The family's phones were bugged on judicial instructions a few hours after the slayings at the school.
The hunt for the gunman's scooter also took a decisive turn when something Mohamed Merah said and did in the days immediately after the Montauban killings finally resurfaced in the memory of a motorcycle mechanic in Toulouse.
Visiting a Yamaha dealership where his name had been on computer files as a customer for about 10 years, he asked one of the staff whether it was possible to deactivate a GPS anti-theft tracking device fitted on the big urban bike, versions of which can retail new for about $10,000. Police now say they discovered that this scooter was actually stolen in May last year.
The mechanic said he told Merah, who appeared calm and normal, that the tracker could not be removed - and that during the conversation the young man casually mentioned that he had just repainted the bike white. It had previously been black.
A black scooter was, of course, being hunted after the killings of the soldiers. But there are thousands in Toulouse.
When, after the school massacre, detectives put out a description of a white scooter being ridden by a gunmen with the same modus operandi, garage owner Christian Dellacherie, suddenly put two and two together and called the police.
"I'm shocked," he said on Wednesday, reflecting a wider sense of disbelief among many who know Merah, including friends who spoke of him as not outwardly religious, an amateur soccer player, visiting night-clubs and generally blending in with the crowd of those brought up in Toulouse's immigrant suburbs.
"He was a customer who appeared totally normal, whom we knew, and you have a hard time believing that he could have turned around and done something like this," said Dellacherie.
The ground-floor apartment where police had him cornered after he shot back and wounded two officers who stormed his home around 3 a.m. on Wednesday also blends in to the background.
But phone tap evidence, police say, gave them grounds to launch the operation. Explosives found in a car nearby belonging to Merah's brother, who has been arrested, reinforced the belief among prosecutors that the trail had led to the right man.
Lawyer Christian Etelin, defending Merah who police say has a record of relatively minor offences, described his client as "complex" and displaying signs of a "dual personality".
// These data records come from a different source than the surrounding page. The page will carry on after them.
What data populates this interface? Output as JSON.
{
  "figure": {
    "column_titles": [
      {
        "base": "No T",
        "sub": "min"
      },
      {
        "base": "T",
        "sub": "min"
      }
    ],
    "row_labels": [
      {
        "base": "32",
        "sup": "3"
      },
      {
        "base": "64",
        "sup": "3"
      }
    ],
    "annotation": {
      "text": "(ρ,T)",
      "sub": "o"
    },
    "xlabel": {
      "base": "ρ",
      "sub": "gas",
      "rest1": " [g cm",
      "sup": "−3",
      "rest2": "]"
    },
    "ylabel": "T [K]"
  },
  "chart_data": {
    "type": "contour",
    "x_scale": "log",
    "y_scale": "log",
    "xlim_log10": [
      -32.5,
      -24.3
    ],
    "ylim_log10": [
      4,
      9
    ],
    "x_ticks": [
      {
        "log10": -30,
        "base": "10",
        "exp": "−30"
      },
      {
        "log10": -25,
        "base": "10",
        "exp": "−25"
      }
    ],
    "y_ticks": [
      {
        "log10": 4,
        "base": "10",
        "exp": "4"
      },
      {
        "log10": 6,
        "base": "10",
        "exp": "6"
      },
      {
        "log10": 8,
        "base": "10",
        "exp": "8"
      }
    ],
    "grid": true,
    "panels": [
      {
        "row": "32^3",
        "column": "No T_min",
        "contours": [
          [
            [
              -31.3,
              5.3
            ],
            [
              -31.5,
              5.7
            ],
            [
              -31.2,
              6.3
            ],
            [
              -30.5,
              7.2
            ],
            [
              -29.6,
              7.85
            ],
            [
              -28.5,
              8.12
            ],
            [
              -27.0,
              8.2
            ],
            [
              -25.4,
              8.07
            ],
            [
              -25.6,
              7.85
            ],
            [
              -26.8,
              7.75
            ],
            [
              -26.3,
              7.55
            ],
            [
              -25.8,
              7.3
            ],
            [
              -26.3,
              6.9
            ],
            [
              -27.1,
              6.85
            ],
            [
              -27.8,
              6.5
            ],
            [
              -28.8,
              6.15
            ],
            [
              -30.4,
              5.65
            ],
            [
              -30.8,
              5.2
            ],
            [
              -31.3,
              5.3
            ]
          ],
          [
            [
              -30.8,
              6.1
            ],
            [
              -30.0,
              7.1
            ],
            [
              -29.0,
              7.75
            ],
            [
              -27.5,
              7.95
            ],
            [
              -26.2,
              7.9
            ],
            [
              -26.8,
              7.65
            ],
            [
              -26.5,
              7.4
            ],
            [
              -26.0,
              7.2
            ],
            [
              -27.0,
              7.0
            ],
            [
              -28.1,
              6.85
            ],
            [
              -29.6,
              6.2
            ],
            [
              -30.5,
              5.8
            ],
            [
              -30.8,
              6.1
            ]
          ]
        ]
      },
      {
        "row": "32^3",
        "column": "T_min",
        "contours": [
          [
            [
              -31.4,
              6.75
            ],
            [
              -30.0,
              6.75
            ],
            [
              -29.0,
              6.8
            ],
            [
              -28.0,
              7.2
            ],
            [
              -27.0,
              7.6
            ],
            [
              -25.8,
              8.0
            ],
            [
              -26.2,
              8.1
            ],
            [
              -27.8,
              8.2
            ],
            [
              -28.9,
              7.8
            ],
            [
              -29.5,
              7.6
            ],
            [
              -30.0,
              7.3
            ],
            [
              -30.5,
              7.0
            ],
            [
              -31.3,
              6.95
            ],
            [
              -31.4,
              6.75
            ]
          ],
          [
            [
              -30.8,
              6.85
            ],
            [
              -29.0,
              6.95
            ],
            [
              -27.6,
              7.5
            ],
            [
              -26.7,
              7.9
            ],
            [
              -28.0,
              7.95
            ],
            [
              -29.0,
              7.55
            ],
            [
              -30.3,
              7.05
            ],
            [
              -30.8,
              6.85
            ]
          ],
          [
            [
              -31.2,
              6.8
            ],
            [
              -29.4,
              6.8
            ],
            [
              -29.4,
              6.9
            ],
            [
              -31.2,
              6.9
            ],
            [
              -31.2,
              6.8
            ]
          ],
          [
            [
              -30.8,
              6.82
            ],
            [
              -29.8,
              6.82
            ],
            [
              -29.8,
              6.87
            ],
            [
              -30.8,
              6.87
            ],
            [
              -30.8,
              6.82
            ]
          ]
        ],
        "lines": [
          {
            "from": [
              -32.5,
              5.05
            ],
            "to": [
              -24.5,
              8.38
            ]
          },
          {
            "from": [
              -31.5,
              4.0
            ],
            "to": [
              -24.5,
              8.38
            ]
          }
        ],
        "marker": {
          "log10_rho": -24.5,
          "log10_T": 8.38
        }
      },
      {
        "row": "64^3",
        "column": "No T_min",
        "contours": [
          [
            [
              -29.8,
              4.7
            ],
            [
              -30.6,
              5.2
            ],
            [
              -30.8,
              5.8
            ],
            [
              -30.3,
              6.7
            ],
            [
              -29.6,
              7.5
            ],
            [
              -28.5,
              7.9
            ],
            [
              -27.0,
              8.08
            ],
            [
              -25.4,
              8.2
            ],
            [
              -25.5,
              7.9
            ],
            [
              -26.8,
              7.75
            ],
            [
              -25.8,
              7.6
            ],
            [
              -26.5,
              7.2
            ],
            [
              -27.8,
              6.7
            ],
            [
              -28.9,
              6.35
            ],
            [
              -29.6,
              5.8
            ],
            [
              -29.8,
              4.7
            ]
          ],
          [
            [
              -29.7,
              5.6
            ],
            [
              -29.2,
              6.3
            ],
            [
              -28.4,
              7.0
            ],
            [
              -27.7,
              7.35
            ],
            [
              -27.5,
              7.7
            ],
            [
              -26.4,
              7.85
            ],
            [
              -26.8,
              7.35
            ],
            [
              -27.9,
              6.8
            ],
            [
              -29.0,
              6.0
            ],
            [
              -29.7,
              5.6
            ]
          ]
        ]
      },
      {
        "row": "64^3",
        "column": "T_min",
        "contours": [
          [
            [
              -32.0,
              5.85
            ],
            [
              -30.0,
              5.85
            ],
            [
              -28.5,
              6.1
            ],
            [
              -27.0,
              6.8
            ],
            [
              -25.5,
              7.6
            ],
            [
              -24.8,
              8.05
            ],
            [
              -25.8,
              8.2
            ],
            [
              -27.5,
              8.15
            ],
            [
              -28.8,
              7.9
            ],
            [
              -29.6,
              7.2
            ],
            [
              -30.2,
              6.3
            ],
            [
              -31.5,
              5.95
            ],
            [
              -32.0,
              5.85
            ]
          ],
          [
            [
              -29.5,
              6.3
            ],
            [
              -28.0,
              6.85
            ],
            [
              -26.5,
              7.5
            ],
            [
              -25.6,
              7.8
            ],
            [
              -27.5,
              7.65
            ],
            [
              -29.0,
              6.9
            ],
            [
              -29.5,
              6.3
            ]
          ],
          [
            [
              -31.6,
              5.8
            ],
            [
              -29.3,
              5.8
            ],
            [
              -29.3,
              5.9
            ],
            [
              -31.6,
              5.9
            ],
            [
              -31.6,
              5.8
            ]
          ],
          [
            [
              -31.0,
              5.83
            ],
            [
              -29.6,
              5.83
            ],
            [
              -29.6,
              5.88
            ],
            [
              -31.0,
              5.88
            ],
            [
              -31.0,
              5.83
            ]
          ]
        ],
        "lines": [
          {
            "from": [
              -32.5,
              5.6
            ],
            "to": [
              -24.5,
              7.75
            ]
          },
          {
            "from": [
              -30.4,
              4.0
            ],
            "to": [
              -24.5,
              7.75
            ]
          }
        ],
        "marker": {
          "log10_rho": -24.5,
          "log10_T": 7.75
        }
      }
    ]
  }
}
Prosecutors say he has claimed to be on a mission for al Qaeda to avenge Palestinian children and to punish France for sending troops to Afghanistan. But it is unclear whether anything clearly linked Merah to organized militant groups.
Since he drew little attention to himself otherwise, police faced an uphill struggle in focusing in on Merah as a suspect, even as the killings continued.
Asked if the investigation could have moved more quickly, in a way that could have saved the children of Ozar Hatorah, Defense Minister Longuet was firm, however: "I don't think so," he said. "Not without turning France into a police state."